When I tell people I lead women’s ministry, I can see the picture forming in their heads — a brunch table, pastel napkins, a worship playlist. We have had those mornings, and I am grateful for every one of them. But if that is the whole picture, I have failed to explain what actually happens in this ministry.
It is smaller than an event
The truest moments of this ministry rarely happen on a stage. They happen in a hallway after service, when a young mother pulls me aside because she has not slept in three days and does not know who else to tell. They happen in a group text at midnight when someone’s marriage is hard and she needs a sister to pray, not a program to attend.

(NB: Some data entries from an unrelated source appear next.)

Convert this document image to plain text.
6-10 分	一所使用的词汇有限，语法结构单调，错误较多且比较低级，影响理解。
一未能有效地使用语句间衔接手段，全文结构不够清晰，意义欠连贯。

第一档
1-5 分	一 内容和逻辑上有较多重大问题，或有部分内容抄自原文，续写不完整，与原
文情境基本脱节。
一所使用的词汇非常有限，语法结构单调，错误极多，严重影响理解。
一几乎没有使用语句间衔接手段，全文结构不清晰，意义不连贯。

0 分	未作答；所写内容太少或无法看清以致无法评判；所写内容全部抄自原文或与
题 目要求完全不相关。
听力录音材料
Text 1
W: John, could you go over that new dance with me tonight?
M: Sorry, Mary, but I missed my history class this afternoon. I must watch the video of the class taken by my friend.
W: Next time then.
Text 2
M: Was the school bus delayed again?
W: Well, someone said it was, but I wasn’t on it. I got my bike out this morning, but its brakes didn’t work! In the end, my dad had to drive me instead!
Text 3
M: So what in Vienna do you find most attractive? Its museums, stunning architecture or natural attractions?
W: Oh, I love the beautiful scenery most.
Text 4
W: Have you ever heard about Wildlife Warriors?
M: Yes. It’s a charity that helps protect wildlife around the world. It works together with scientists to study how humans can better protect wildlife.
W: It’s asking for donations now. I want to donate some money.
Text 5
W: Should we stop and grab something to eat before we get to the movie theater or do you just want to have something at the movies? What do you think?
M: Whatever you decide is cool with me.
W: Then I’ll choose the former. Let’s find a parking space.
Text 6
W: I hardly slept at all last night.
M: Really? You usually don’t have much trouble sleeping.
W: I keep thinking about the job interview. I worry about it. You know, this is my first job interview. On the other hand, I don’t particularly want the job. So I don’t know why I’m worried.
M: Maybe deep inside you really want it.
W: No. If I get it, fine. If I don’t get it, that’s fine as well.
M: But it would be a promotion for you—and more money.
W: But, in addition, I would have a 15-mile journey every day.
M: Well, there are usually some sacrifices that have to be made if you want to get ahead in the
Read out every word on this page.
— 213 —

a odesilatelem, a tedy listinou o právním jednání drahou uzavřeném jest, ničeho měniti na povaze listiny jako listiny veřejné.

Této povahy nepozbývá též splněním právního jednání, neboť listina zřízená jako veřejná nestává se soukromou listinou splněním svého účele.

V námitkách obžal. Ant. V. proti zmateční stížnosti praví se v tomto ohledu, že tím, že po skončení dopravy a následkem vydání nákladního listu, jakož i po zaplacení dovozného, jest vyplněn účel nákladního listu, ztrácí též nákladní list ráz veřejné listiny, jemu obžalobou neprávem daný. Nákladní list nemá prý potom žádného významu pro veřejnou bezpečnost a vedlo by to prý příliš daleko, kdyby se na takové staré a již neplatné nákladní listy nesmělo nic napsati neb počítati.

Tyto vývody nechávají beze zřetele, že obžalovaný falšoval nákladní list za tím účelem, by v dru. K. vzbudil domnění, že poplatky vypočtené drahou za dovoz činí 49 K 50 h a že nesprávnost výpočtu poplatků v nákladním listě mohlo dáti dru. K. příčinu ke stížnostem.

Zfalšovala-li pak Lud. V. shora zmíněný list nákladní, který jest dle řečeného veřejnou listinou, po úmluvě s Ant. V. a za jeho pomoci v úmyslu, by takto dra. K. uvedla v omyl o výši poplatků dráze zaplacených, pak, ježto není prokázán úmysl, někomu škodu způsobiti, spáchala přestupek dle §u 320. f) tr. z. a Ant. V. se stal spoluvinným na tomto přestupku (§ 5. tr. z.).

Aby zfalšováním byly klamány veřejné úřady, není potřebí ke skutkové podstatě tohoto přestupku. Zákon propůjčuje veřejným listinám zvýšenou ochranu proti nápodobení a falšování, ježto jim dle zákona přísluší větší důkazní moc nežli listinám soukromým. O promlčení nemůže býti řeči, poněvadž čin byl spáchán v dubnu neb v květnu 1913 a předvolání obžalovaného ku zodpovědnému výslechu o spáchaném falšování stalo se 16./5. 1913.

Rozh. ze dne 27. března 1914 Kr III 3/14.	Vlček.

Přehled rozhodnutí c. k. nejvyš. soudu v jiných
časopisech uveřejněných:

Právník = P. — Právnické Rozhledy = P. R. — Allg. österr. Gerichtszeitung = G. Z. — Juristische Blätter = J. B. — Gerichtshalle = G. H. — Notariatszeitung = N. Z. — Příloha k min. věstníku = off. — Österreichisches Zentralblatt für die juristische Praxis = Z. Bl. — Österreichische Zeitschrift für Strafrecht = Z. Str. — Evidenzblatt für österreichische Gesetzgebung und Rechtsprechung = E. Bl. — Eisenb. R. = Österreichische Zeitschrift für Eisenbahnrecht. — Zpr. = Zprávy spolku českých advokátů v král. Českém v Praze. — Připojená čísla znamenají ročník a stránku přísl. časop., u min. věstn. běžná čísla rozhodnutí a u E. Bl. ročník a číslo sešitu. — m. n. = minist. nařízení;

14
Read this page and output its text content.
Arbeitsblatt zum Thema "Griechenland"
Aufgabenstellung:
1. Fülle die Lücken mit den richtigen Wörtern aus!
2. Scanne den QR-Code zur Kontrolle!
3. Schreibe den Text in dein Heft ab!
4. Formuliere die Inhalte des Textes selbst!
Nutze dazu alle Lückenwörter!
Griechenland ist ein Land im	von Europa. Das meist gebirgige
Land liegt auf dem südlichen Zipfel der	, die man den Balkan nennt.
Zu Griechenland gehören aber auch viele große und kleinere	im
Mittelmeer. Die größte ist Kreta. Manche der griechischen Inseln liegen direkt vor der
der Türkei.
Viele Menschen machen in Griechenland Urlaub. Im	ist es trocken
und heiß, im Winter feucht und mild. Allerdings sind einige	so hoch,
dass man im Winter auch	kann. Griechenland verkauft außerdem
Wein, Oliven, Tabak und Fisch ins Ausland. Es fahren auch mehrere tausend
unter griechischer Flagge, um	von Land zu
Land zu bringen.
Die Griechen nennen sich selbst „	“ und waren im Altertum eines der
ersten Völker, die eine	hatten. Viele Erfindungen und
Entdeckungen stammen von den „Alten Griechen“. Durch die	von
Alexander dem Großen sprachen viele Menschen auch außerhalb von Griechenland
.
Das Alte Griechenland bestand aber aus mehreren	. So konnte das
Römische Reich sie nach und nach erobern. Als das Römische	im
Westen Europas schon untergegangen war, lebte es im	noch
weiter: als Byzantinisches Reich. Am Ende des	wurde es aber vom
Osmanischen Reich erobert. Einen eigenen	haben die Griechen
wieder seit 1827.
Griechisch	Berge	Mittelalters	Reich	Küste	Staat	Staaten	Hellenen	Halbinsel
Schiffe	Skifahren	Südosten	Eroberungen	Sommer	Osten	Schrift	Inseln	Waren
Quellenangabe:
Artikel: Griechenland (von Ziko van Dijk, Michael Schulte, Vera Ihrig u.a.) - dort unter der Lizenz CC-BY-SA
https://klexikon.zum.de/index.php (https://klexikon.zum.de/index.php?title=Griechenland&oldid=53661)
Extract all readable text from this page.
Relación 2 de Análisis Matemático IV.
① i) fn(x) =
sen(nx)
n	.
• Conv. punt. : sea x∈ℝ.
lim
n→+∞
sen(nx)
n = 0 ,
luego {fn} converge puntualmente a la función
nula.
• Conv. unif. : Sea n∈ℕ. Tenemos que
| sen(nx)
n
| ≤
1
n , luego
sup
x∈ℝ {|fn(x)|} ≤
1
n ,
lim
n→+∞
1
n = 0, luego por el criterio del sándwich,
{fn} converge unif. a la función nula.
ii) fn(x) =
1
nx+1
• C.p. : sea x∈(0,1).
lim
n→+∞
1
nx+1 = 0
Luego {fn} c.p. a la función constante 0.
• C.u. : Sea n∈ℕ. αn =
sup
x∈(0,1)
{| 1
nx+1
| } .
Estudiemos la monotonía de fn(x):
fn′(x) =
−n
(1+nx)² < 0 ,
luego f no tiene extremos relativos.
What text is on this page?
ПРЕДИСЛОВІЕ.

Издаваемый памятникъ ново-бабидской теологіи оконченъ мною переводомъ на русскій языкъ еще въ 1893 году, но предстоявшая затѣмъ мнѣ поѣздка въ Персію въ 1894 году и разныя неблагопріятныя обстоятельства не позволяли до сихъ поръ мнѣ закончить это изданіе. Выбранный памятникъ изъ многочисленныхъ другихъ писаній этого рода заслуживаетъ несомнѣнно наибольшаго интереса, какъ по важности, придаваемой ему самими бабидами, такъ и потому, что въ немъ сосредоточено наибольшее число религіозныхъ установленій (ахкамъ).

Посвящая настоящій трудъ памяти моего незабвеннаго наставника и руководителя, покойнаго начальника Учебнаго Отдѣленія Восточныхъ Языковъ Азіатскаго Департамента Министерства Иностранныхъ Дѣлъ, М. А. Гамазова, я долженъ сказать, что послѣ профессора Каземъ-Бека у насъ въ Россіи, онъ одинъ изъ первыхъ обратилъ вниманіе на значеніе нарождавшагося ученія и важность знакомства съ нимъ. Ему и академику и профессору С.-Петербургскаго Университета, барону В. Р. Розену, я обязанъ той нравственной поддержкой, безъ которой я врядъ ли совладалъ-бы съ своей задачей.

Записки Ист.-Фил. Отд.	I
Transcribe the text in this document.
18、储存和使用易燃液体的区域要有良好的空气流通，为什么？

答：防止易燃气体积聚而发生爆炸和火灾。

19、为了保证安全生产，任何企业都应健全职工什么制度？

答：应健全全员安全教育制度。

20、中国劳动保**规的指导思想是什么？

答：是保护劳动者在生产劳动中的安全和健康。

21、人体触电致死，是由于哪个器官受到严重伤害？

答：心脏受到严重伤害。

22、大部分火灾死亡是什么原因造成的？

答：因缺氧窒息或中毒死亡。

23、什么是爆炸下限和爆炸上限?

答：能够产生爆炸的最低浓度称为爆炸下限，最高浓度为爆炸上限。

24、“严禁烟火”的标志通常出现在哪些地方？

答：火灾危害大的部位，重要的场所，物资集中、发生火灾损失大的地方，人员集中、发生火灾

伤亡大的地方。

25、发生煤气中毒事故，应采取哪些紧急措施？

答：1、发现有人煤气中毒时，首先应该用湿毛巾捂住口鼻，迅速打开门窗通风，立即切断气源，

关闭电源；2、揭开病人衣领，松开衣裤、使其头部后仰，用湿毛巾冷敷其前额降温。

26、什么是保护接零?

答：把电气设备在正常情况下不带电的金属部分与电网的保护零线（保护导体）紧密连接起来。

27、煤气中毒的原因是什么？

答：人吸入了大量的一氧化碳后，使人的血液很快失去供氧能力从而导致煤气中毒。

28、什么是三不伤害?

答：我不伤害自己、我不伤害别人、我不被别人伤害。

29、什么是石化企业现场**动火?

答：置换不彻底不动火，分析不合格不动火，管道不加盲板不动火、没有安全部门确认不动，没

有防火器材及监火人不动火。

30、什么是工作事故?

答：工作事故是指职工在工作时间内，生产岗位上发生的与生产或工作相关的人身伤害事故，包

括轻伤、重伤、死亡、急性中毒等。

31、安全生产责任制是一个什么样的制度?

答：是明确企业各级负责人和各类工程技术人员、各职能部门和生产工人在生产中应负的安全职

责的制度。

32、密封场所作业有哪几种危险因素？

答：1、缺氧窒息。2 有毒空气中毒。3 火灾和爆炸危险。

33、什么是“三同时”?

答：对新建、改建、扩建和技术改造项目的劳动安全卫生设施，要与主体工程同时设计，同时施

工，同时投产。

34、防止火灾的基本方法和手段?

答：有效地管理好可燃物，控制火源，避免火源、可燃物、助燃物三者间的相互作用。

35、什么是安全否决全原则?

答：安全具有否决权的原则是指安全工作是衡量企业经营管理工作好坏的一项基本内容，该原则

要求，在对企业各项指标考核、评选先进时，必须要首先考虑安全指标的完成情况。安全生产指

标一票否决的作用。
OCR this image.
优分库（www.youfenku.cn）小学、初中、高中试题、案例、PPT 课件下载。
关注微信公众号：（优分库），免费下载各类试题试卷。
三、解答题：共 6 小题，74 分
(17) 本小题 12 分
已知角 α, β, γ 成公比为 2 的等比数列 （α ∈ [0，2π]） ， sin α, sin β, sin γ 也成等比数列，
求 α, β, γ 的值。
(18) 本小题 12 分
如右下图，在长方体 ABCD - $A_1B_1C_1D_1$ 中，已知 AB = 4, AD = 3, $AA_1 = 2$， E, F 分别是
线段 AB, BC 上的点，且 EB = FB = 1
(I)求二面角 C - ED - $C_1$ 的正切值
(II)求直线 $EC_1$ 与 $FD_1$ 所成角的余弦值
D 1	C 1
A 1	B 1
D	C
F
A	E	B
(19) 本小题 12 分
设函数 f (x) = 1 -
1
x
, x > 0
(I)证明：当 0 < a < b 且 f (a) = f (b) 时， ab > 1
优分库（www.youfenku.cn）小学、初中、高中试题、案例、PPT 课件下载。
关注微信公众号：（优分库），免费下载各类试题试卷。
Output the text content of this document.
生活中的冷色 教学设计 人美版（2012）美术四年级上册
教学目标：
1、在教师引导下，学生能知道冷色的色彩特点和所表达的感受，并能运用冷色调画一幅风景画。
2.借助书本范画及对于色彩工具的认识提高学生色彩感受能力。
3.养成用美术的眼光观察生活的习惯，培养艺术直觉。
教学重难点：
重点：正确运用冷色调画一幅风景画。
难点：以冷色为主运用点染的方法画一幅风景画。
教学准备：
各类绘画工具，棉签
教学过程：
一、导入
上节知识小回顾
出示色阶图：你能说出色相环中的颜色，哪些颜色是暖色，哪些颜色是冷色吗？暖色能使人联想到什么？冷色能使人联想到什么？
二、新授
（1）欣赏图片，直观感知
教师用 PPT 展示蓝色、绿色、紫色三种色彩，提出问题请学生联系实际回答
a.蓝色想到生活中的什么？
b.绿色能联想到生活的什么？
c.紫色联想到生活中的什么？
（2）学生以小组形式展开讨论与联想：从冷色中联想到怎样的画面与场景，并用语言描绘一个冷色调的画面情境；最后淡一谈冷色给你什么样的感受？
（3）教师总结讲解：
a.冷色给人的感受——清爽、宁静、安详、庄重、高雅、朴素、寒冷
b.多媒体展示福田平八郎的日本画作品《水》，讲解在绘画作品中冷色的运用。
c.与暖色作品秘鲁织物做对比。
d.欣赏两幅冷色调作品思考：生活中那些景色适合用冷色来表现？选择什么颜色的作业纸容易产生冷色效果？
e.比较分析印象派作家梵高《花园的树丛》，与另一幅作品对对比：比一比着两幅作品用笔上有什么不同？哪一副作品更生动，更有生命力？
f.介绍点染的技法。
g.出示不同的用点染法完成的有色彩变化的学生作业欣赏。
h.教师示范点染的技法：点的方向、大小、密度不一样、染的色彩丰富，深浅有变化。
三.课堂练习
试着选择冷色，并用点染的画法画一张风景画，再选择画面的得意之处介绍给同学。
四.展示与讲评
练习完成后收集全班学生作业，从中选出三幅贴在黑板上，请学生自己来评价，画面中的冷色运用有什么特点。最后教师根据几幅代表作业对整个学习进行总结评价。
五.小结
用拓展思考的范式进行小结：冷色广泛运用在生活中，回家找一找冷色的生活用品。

Paul’s instruction to Titus is disarmingly simple: older women teaching younger women, not through curriculum but through life lived alongside life (Titus 2:3-4). That is the actual job description. Not stage presence. Proximity.
It is not a hierarchy of the put-together
For a long time I assumed leading meant I had to have it more figured out than everyone else in the room. I have since learned the opposite is true. The women who trust me are not looking for someone with no mess of her own — they are looking for someone honest about hers.
“Outdo one another in showing honor” (Romans 12:10) — that is a mutual command, not a top-down one. I am not above the women I lead. I am next to them, further along on some days and further behind on others.
What it actually is
Women’s ministry, at its best, is a room where a woman can say the true thing out loud — I am struggling, I am tired, I do not know if I am doing this right — and be met with prayer instead of judgment. It is casseroles left on porches. It is someone remembering the anniversary of a miscarriage you thought no one else tracked. It is a text that says, simply, I am praying for you today, sent by someone who actually did.
The events matter. The brunches and retreats and Bible studies give us a reason to gather. But the ministry itself is what happens in between them — women walking each other home, one ordinary Tuesday at a time.